Health reform also eliminates the favorable tax treatment for retiree drug subsidies (RDS) that employers have received to handle Medicare Part D prescription drug benefits within their group. So employers are looking to contract out or direct retirees to local Part D contractors.
“We knew this was a path employers were going to get to eventually, the caps on your plans and your willingness to spend is going to overrule the tax treatment benefit on the RDS payment,” Winkler said. “There is a better equation for the organization and for retirees now than without the ACA, but it was probably an equation an employer would have hit in a few years anyways.”
There is a robust marketplace now with Medicare plans available that are priced effectively and well regulated, whether it is through individual Medigap health plans, organizations like AARP, or Medicare Advantage, or private exchanges, he said. And public exchanges will have options for pre-65 retirees.

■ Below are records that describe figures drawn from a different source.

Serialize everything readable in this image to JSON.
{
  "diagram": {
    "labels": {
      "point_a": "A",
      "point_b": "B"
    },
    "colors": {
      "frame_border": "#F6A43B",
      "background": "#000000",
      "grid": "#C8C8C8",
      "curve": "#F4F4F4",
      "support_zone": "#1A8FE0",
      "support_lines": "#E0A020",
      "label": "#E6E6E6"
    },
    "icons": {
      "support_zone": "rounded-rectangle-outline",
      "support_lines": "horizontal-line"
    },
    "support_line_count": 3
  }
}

[See also: Employers plan pay tactics to cut costs]
In another report, Towers Watson found similar trends accelerating in its survey of 420 large and mid-size companies to discontinue group plans for their post-65 retirees. In a news release, the professional services firm said that employers discontinuing such plans will increase from 25 percent in 2014 to 44 percent in 2015. Likewise, the percentage of firms that may cease their plan for pre-65 retirees will soar from 10 percent in 2014 to 38 percent in 2015.